Thursday, February 24, 2011

Best Makeup: "Barney's Version"


This is the first in a series of posts about the 83rd Academy Awards; the winners will be announced Feb. 27.

In addition to my Oscar predictions, I thought it might be fun to review each of the nominees in a particular category. I’m too lazy to review all 10 Best Picture nominees (or all five Best Actor nominees, for that matter). That leaves Best Animated Feature and Best Makeup; each category honors three movies. Frankly, I’m too upset that Tangled didn’t get nominated to even look at Best Animated Feature, so Best Makeup it is.

An American Werewolf in London won the first Best Makeup Oscar in 1981. Since then, some extraordinary films have been honored: Peter Bogdanovich’s Mask, David Cronenberg’s The Fly, and Eddie Murphy’s Norbit. Okay, some are more extraordinary than others.
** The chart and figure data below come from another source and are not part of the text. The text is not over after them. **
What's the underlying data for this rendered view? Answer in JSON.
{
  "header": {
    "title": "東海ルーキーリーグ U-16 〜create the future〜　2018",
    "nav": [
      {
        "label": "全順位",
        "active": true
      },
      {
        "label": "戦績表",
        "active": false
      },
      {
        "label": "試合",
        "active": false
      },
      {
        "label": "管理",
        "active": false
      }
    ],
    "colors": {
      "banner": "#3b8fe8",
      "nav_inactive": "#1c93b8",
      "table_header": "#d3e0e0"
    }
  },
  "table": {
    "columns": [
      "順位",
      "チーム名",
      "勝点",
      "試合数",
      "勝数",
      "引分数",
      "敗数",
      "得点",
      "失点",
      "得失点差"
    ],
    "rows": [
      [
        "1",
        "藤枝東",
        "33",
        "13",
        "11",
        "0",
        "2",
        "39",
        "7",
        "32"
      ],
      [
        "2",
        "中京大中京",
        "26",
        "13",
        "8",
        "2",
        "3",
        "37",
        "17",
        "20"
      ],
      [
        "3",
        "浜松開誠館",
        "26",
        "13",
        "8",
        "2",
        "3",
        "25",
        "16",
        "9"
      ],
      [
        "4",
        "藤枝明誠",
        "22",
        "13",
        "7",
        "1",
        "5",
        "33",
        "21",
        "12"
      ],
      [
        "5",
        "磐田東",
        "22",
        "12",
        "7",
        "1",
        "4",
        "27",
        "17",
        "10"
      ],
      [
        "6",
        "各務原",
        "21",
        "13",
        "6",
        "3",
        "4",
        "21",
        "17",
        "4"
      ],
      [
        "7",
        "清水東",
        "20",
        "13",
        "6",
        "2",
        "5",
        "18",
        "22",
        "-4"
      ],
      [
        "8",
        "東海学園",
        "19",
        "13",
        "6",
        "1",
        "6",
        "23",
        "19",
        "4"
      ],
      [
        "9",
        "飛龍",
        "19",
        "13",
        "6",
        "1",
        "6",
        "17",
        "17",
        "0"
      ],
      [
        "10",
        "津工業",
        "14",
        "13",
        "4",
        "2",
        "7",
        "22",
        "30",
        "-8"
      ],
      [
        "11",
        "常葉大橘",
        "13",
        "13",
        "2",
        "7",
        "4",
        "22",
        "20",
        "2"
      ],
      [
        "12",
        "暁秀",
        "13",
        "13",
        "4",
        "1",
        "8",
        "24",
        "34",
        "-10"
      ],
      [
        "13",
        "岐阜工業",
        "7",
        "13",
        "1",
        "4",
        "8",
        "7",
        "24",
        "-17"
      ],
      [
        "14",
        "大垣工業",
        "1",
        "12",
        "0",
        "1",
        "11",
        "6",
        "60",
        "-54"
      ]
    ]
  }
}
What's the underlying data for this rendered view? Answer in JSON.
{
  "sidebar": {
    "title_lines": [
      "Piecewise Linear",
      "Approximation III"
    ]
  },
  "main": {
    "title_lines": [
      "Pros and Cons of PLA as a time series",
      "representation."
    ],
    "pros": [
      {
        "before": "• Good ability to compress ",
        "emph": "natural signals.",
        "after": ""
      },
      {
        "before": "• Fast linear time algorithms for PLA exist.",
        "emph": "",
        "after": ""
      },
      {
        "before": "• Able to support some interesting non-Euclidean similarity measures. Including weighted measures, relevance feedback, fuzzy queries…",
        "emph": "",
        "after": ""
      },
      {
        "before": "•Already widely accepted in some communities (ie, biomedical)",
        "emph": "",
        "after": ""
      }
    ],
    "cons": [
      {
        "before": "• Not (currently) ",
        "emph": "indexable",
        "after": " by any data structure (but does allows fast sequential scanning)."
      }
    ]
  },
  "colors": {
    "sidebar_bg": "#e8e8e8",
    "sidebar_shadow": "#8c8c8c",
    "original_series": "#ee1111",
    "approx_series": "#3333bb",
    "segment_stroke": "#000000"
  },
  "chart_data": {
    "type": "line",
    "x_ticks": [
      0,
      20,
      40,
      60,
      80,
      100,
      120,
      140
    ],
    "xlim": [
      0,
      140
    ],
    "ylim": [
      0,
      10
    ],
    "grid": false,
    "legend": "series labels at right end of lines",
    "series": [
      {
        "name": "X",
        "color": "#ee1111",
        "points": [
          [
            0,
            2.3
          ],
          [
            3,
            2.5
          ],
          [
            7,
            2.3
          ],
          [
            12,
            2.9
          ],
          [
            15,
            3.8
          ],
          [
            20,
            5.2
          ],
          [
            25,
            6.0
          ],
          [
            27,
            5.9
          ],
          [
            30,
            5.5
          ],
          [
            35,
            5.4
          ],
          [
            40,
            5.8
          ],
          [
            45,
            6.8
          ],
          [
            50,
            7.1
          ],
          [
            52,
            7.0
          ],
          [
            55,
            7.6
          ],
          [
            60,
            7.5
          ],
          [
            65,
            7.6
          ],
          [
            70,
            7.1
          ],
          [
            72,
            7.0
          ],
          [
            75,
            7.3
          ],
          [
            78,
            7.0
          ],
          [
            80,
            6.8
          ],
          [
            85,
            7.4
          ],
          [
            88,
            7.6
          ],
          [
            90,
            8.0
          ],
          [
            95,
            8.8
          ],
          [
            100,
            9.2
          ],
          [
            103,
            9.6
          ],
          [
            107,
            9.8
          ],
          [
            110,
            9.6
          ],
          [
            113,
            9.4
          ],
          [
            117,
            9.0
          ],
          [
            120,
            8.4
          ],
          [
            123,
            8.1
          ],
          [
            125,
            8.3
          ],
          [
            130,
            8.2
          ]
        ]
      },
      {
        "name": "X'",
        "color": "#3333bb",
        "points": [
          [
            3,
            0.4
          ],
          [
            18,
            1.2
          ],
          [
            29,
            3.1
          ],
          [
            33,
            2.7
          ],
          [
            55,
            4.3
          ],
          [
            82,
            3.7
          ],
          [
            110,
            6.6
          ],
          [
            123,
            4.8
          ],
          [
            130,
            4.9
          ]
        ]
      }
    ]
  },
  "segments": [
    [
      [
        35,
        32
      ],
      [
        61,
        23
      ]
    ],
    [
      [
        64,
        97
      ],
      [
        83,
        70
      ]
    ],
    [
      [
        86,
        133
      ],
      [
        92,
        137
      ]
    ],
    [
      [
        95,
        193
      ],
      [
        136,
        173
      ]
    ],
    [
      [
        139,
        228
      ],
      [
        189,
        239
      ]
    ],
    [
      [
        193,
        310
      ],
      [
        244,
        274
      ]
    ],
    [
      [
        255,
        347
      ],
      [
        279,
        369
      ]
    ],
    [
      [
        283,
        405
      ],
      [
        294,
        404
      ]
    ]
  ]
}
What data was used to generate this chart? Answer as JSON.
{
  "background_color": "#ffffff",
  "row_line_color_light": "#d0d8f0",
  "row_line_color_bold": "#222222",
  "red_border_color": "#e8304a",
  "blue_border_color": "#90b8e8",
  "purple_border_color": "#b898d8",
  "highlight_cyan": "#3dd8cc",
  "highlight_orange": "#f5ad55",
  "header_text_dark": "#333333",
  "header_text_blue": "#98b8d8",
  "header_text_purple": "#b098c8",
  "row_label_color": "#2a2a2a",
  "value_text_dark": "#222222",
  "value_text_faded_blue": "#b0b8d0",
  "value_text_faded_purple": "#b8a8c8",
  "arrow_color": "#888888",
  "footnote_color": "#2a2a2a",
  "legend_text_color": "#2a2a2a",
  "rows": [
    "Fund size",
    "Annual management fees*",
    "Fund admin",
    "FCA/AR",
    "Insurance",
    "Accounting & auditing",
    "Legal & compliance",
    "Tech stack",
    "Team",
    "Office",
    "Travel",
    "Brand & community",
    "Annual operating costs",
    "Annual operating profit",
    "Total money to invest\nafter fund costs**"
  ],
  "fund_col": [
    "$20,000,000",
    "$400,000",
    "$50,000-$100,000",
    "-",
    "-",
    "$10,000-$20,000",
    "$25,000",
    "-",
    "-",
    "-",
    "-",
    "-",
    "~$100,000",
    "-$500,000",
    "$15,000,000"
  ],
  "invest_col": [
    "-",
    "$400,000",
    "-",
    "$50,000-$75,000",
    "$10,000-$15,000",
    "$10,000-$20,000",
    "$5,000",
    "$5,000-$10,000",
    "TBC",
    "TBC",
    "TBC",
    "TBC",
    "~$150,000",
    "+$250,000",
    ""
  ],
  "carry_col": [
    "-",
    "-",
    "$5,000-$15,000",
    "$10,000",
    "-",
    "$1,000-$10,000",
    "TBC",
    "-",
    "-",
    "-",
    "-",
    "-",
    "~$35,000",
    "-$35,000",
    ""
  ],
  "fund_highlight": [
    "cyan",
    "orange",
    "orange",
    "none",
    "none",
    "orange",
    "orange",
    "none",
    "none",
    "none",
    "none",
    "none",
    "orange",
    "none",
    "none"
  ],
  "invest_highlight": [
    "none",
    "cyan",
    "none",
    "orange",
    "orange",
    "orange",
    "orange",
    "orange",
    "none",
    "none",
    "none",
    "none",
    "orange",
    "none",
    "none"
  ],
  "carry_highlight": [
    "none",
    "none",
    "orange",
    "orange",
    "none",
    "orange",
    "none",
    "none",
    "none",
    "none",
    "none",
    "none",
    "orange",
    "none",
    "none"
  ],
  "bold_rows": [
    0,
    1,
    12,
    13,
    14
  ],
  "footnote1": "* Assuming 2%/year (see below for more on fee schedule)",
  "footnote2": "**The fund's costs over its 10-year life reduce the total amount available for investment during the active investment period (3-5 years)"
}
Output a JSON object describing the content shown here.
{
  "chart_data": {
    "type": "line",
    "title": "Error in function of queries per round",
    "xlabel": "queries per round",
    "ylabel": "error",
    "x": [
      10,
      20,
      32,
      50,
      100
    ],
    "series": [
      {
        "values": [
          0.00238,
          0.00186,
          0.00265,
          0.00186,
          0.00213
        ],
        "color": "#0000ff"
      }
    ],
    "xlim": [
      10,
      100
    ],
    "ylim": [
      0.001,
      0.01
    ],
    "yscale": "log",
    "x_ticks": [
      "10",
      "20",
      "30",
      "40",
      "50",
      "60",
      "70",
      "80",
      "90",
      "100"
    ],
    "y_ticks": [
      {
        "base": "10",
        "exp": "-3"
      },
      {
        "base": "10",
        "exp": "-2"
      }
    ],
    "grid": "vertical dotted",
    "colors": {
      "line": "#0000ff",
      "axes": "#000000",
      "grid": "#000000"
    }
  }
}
Like costume designers and FX wizards, makeup artists can be like Joseph Gordon-Levitt in the G.I. Joe movie, spinning gold from lousy material.

The 2010 nominees for Best Makeup are (drum roll, please): Barney’s Version, The Way Back and The Wolfman. My personal favorite is Barney’s Version. It stars Paul Giamatti as Barney Panofsky, the producer of a ridiculous Canadian soap opera called Constable O’Malley of the North. The movie’s storyline spans 25 years, covering relationships with friends and family, as well as a drunken fight that may or may not have ended in Barney killing a guy.


Like nominees in previous years (Amadeus, A Beautiful Mind, The Curious Case of Benjamin Button), this is one of those movies where actors age through cosmetics. We see Barney and friends when they were all young and beautiful and living in Rome, and later when he’s stricken with Alzheimer’s disease. Makeup supervisor Adrien Morot does a fantastic job; Giamatti’s transformation is especially convincing.

I’m rooting for Barney’s Version to win this year’s Academy Award for Best Makeup because it tells the best story, and Morot’s make-up work enriches the storytelling. Without cosmetic enhancement, the final scene between Barney and his dad (played to wry perfection by Dustin Hoffman) wouldn’t have quite the same impact. It’s one of the truest, funniest, most heartbreaking scenes I’ve seen in a movie theater in the past year.

I’ll review the other nominees for Best Makeup in my next two posts.